This is an archive of the discontinued Mercurial Phabricator instance.

transaction: split new files into a separate set
ClosedPublic

Authored by joerg.sonnenberger on Nov 7 2020, 4:32 PM.

Details

Summary

Journal entries with size 0 are common as they represent new revlog
files. Move them from the dictionary into a set as the former is more
dense. This reduces peak RSS by 70MB for the NetBSD test repository with
around 450k files under .hg/store.

Diff Detail

Repository
rHG Mercurial
Lint
Automatic diff as part of commit; lint not applicable.
Unit
Automatic diff as part of commit; unit tests not applicable.

Event Timeline

Why do we have to maintain the in-memory records at all? Don't we write these to the journal and journal.backupfiles files? What's wrong with reading this file handle? We only need to perform a findoffset() when incurring a split revlog or during rollback, right?
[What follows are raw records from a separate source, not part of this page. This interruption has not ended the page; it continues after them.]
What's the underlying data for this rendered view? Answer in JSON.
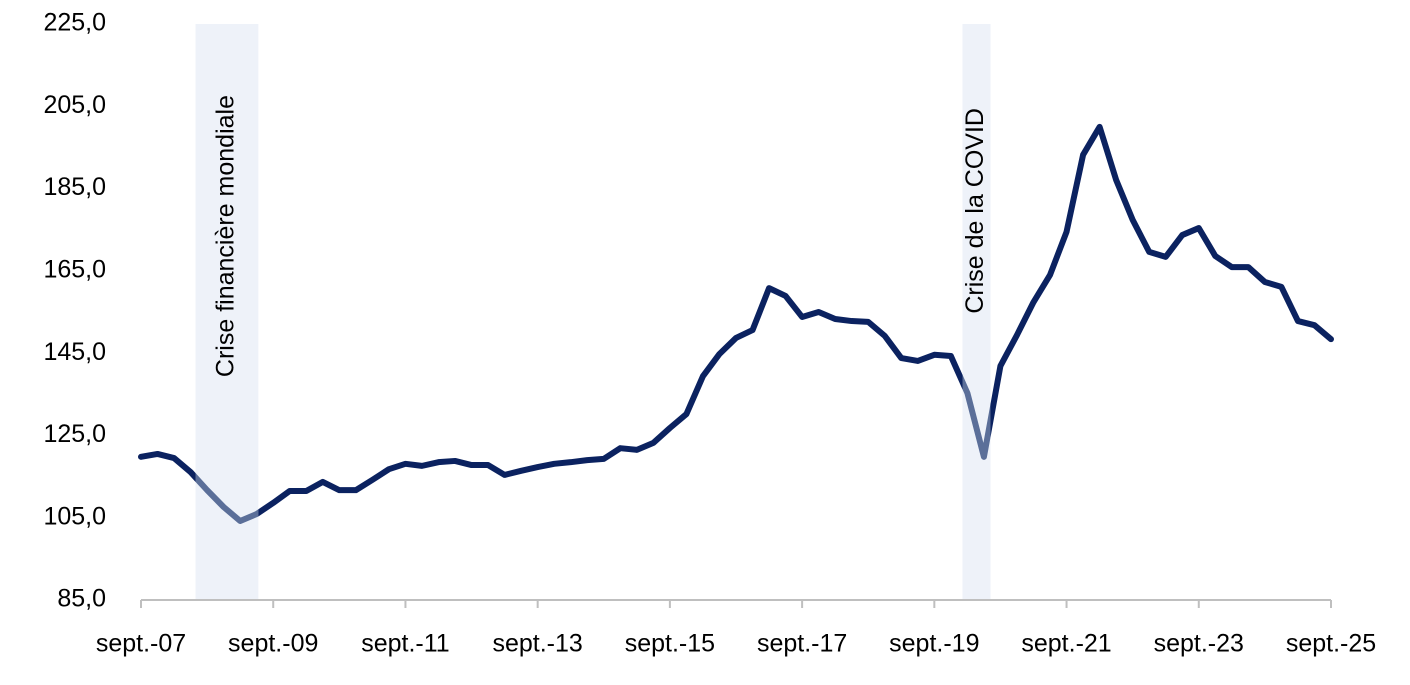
{
  "chart_data": {
    "type": "line",
    "categories": [
      "sept.-07",
      null,
      null,
      null,
      null,
      null,
      null,
      null,
      "sept.-09",
      null,
      null,
      null,
      null,
      null,
      null,
      null,
      "sept.-11",
      null,
      null,
      null,
      null,
      null,
      null,
      null,
      "sept.-13",
      null,
      null,
      null,
      null,
      null,
      null,
      null,
      "sept.-15",
      null,
      null,
      null,
      null,
      null,
      null,
      null,
      "sept.-17",
      null,
      null,
      null,
      null,
      null,
      null,
      null,
      "sept.-19",
      null,
      null,
      null,
      null,
      null,
      null,
      null,
      "sept.-21",
      null,
      null,
      null,
      null,
      null,
      null,
      null,
      "sept.-23",
      null,
      null,
      null,
      null,
      null,
      null,
      null,
      "sept.-25"
    ],
    "series": [
      {
        "color": "#0b2260",
        "values": [
          119.8,
          120.5,
          119.5,
          116.1,
          111.7,
          107.6,
          104.2,
          105.9,
          108.6,
          111.5,
          111.5,
          113.7,
          111.7,
          111.7,
          114.2,
          116.8,
          118.1,
          117.6,
          118.5,
          118.8,
          117.8,
          117.8,
          115.4,
          116.4,
          117.3,
          118.1,
          118.5,
          119.0,
          119.3,
          121.9,
          121.5,
          123.2,
          126.8,
          130.2,
          139.4,
          144.8,
          148.7,
          150.6,
          160.8,
          158.9,
          153.8,
          155.0,
          153.3,
          152.8,
          152.6,
          149.2,
          143.8,
          143.1,
          144.6,
          144.3,
          135.3,
          119.8,
          141.9,
          149.4,
          157.4,
          164.0,
          174.5,
          193.2,
          200.0,
          187.1,
          177.4,
          169.6,
          168.4,
          173.7,
          175.4,
          168.6,
          165.9,
          165.9,
          162.3,
          161.1,
          152.8,
          151.8,
          148.4
        ]
      }
    ],
    "ylim": [
      85,
      225
    ],
    "yticks": [
      {
        "value": 85,
        "label": "85,0"
      },
      {
        "value": 105,
        "label": "105,0"
      },
      {
        "value": 125,
        "label": "125,0"
      },
      {
        "value": 145,
        "label": "145,0"
      },
      {
        "value": 165,
        "label": "165,0"
      },
      {
        "value": 185,
        "label": "185,0"
      },
      {
        "value": 205,
        "label": "205,0"
      },
      {
        "value": 225,
        "label": "225,0"
      }
    ],
    "regions": [
      {
        "label": "Crise financière mondiale",
        "start": 3.3,
        "end": 7.1,
        "color": "#eef2f9",
        "line_color": "#5b6f99"
      },
      {
        "label": "Crise de la COVID",
        "start": 49.7,
        "end": 51.4,
        "color": "#eef2f9",
        "line_color": "#5b6f99"
      }
    ]
  }
}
Is there a noticeable performance overhead to performing that linear scan?

I've been wondering about that question as well. In theory, we could run into O(n^2) behavior when there are many files that end up being split. I've decided to take the step back from the full dropping in D9237 as most transactions are much smaller than the initial clone and therefore are not as sensitive to the memory use.

This revision was not accepted when it landed; it landed in state Needs Review.
This revision was automatically updated to reflect the committed changes.